“So often times it happens that we live our lives in chains, and we never even know we have the key.” 

~ “Already Gone” – The Eagles

Some time back, I wrote a piece about the hero’s most transformational moment and how important it can be in creating a satisfying story, (you can access that here: https://scriptmag.com/screenplays/the-heros-most-transformational-moment.) And though I’ve studied screenplays and story for many years, one of the main lessons that I think the hero’s transformation is really meant to teach us has only recently dawned on me.

Briefly, to recap:

In TOY STORY, Buzz the “Space Ranger” has inherent value as Andy’s toy, but he doesn’t recognize it. When he discovers he’s not actually a space ranger, and simply a plaything, he’s initially devastated, convinced his life is meaningless. And as a result, for a time he’s utterly demoralized, reduced by this existential crisis to babbling mindlessly.

In LITTLE MISS SUNSHINE,  Richard, (the struggling motivational speaker father played by Greg Kinnear), thinks the only thing that matters is being what society deems a “winner,” but for most of the story fails to realize he is already a winner as a supportive and loving dad to his family.

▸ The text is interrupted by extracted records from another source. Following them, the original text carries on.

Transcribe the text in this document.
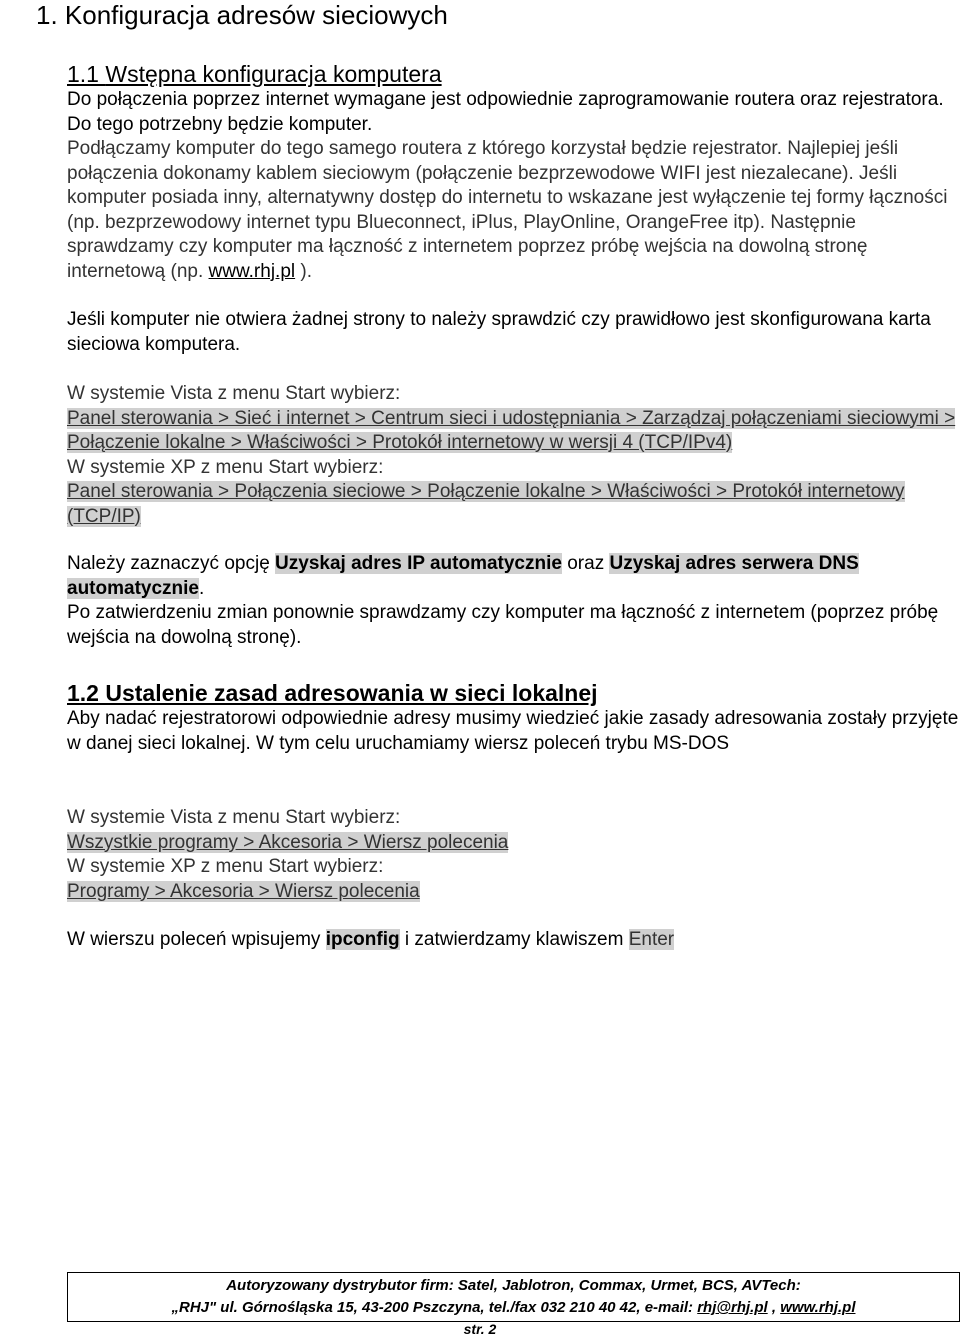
1. Konfiguracja adresów sieciowych
1.1 Wstępna konfiguracja komputera

Do połączenia poprzez internet wymagane jest odpowiednie zaprogramowanie routera oraz rejestratora. Do tego potrzebny będzie komputer.

Podłączamy komputer do tego samego routera z którego korzystał będzie rejestrator. Najlepiej jeśli połączenia dokonamy kablem sieciowym (połączenie bezprzewodowe WIFI jest niezalecane). Jeśli komputer posiada inny, alternatywny dostęp do internetu to wskazane jest wyłączenie tej formy łączności (np. bezprzewodowy internet typu Blueconnect, iPlus, PlayOnline, OrangeFree itp). Następnie sprawdzamy czy komputer ma łączność z internetem poprzez próbę wejścia na dowolną stronę internetową (np. www.rhj.pl ).

Jeśli komputer nie otwiera żadnej strony to należy sprawdzić czy prawidłowo jest skonfigurowana karta sieciowa komputera.

W systemie Vista z menu Start wybierz:

Panel sterowania > Sieć i internet > Centrum sieci i udostępniania > Zarządzaj połączeniami sieciowymi > Połączenie lokalne > Właściwości > Protokół internetowy w wersji 4 (TCP/IPv4)

W systemie XP z menu Start wybierz:

Panel sterowania > Połączenia sieciowe > Połączenie lokalne > Właściwości > Protokół internetowy (TCP/IP)

Należy zaznaczyć opcję Uzyskaj adres IP automatycznie oraz Uzyskaj adres serwera DNS automatycznie.

Po zatwierdzeniu zmian ponownie sprawdzamy czy komputer ma łączność z internetem (poprzez próbę wejścia na dowolną stronę).

1.2 Ustalenie zasad adresowania w sieci lokalnej

Aby nadać rejestratorowi odpowiednie adresy musimy wiedzieć jakie zasady adresowania zostały przyjęte w danej sieci lokalnej. W tym celu uruchamiamy wiersz poleceń trybu MS-DOS

W systemie Vista z menu Start wybierz:

Wszystkie programy > Akcesoria > Wiersz polecenia

W systemie XP z menu Start wybierz:

Programy > Akcesoria > Wiersz polecenia

W wierszu poleceń wpisujemy ipconfig i zatwierdzamy klawiszem Enter

Autoryzowany dystrybutor firm: Satel, Jablotron, Commax, Urmet, BCS, AVTech:
„RHJ" ul. Górnośląska 15, 43-200 Pszczyna, tel./fax 032 210 40 42, e-mail: rhj@rhj.pl , www.rhj.pl
str. 2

In THE KING’S SPEECH, the man who would be become King George VI, Bertie was abused as a child, and thus doesn’t feel his own inherent dignity and worth. It’s been there all along, but it’s not until he consciously recognizes and embraces it, by virtue of working with a speech therapist who pushes him to confront his past, that he is able to act on it and behave accordingly.

In EVERYTHING EVERYWHERE ALL AT ONCE, Evelyn feels beaten down, victimized and shortchanged by life and love. She especially feels let down by what she sees as her hapless, ineffectual husband.

And in one of the most famous and revered movies of all time, THE WIZARD OF OZ, the Scarecrow famously wishes for a brain, the Tin Man for a heart, and the Cowardly Lion for courage. But these characters, unbeknownst to themselves, already possess (albeit latently) the very qualities they yearn for. And this is what the journey of the story is really all about. Despite the title, we all know it’s not fundamentally about Oz, a wizard who turns out to be a phony. It’s about the heroes revealing to themselves their own true worth, bringing out and recognizing what they’re really made of.

Thus, the story, and the obstacles it poses, force them all to see and ultimately to act on their own worth and capabilities. And this, I think, this journey of character, is the main purpose of the story. It’s saying, if we look within ourselves– especially when outer circumstances force our hand, and really put us up against a wall— we may be able to discover and summon virtues and capabilities we would otherwise never have known we possessed.

From a certain angle, one could make a case that any work of art was somehow latent in the artist all along, but they had to do the hard work to bring it forth. It’s like that story of Michelangelo’s David — that the David was lying dormant in the marble all along, Michelangelo simply cut away anything that wasn’t the David and thus revealed him.

A story, and the inherent obstacles it poses, is the process  by which the hero comes to recognize their real potential. It clears away the smoke, as the Buddhists say, by which their true nature has been obscured. Note that the hero’s shift is not about “positive thinking,” or visualizing some other better self in the future. It’s about seeing their own strength in the present; fully recognizing and shining a light on what they already are/already have/hadn’t realized they were already capable of.

So, here, I think, is the lesson for the rest of us mere mortals:  You don’t know your own strength. Chances are, you may well already have, or certainly have the seeds of, whatever it is you think you need. You already have value and worth and are capable of great things, but you must consciously recognize that, own it, and then do the hard work to cultivate it, and act accordingly. I believe stories help inspire us to recognize that we must turn that epiphany light bulb on for ourselves, and then we must summon the will to rise to the occasion.